Kepada semua orang muda Katolik saya mau berseru dengan lantang: Mari berikan hidupmu untuk seutuhnya dipenuhi oleh cinta Tuhan. Mari biarkan Cinta ini memenuhi, menyembuhkan, memulihkan, mengubahkan, dan memampukan hidup kita untuk jadi seperti Yesus sendiri. Mari belajar dari Bunda Maria dan para kudus tentang jalan kerendahan hati dan cinta yang menyempurnakan hidup kita. Jangan pernah takut memikul salib seperti Yesus, sebab hidup kita akan memperbaharui wajah Gereja. Don’t be satisfied with just being Catholics, but be holy Catholics. Be like Jesus, and inspire the world with His love!


Kepada semua Imam muda saya mau berseru, dan dengan lantang juga: Gereja perlu imam-imam muda yang hidup kudus dan memancarkan kekudusan Yesus. Ini bukan prioritas 2 atau 3. Ini adalah yang pertama dan terutama dalam panggilan imamat-mu. Kita perlu imam-imam kudus yang menginspirasi dunia dengan Kristus!


Percayakah kita bahwa cinta-Nya lebih kuat dari kerapuhan kita?

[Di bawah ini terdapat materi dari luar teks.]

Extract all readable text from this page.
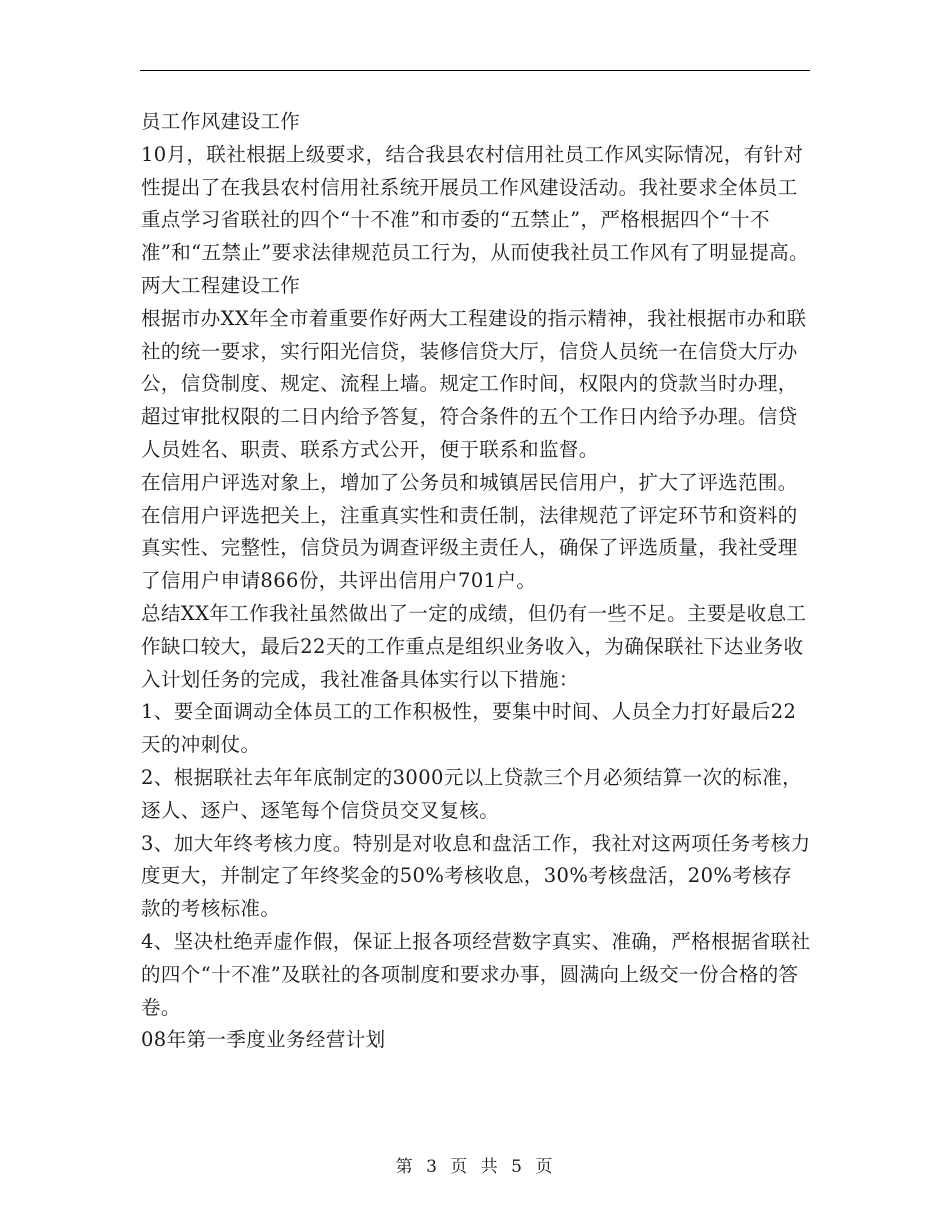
员工作风建设工作

10月，联社根据上级要求，结合我县农村信用社员工作风实际情况，有针对性提出了在我县农村信用社系统开展员工作风建设活动。我社要求全体员工重点学习省联社的四个“十不准”和市委的“五禁止”，严格根据四个“十不准”和“五禁止”要求法律规范员工行为，从而使我社员工作风有了明显提高。

两大工程建设工作

根据市办XX年全市着重要作好两大工程建设的指示精神，我社根据市办和联社的统一要求，实行阳光信贷，装修信贷大厅，信贷人员统一在信贷大厅办公，信贷制度、规定、流程上墙。规定工作时间，权限内的贷款当时办理，超过审批权限的二日内给予答复，符合条件的五个工作日内给予办理。信贷人员姓名、职责、联系方式公开，便于联系和监督。

在信用户评选对象上，增加了公务员和城镇居民信用户，扩大了评选范围。在信用户评选把关上，注重真实性和责任制，法律规范了评定环节和资料的真实性、完整性，信贷员为调查评级主责任人，确保了评选质量，我社受理了信用户申请866份，共评出信用户701户。

总结XX年工作我社虽然做出了一定的成绩，但仍有一些不足。主要是收息工作缺口较大，最后22天的工作重点是组织业务收入，为确保联社下达业务收入计划任务的完成，我社准备具体实行以下措施：

1、要全面调动全体员工的工作积极性，要集中时间、人员全力打好最后22天的冲刺仗。

2、根据联社去年年底制定的3000元以上贷款三个月必须结算一次的标准，逐人、逐户、逐笔每个信贷员交叉复核。

3、加大年终考核力度。特别是对收息和盘活工作，我社对这两项任务考核力度更大，并制定了年终奖金的50%考核收息，30%考核盘活，20%考核存款的考核标准。

4、坚决杜绝弄虚作假，保证上报各项经营数字真实、准确，严格根据省联社的四个“十不准”及联社的各项制度和要求办事，圆满向上级交一份合格的答卷。

08年第一季度业务经营计划

第 3 页 共 5 页
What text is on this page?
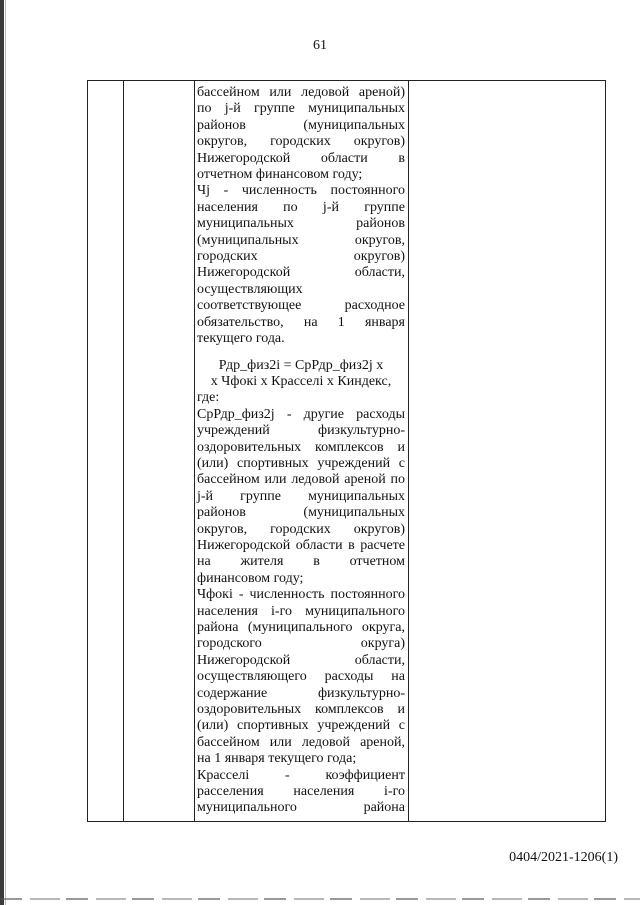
61
бассейном или ледовой ареной)
по j-й группе муниципальных
районов (муниципальных
округов, городских округов)
Нижегородской области в
отчетном финансовом году;
Чj - численность постоянного
населения по j-й группе
муниципальных районов
(муниципальных округов,
городских округов)
Нижегородской области,
осуществляющих
соответствующее расходное
обязательство, на 1 января
текущего года.
Рдр_физ2i = СрРдр_физ2j x
x Чфокi x Красселi x Киндекс,
где:
СрРдр_физ2j - другие расходы
учреждений физкультурно-
оздоровительных комплексов и
(или) спортивных учреждений с
бассейном или ледовой ареной по
j-й группе муниципальных
районов (муниципальных
округов, городских округов)
Нижегородской области в расчете
на жителя в отчетном
финансовом году;
Чфокi - численность постоянного
населения i-го муниципального
района (муниципального округа,
городского округа)
Нижегородской области,
осуществляющего расходы на
содержание физкультурно-
оздоровительных комплексов и
(или) спортивных учреждений с
бассейном или ледовой ареной,
на 1 января текущего года;
Красселi - коэффициент
расселения населения i-го
муниципального района
0404/2021-1206(1)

Yakinkah kita bahwa belas kasih-Nya sanggup mengubah hidup kita?

Berani mengejar kekudusan?


Waktu orang-orang muda bersatu hati, merendahkan diri, dan menyerahkan hidupnya untuk dibentuk jadi kudus seperti Yesus sendiri – Gereja akan bercahaya dengan begitu semaraknya. Bunga-bunga kasih dan kerendahan hati akan bermekaran. Tunas-tunas kedamaian dan kesejahteraan akan tumbuh di mana-mana. Kebun anggur menghasilkan buah limpah, dan embun pagi membuka jalan bagi matahari yang terbit dengan terangnya. Lalu terang-Nya membawa kehangatan di mana-mana.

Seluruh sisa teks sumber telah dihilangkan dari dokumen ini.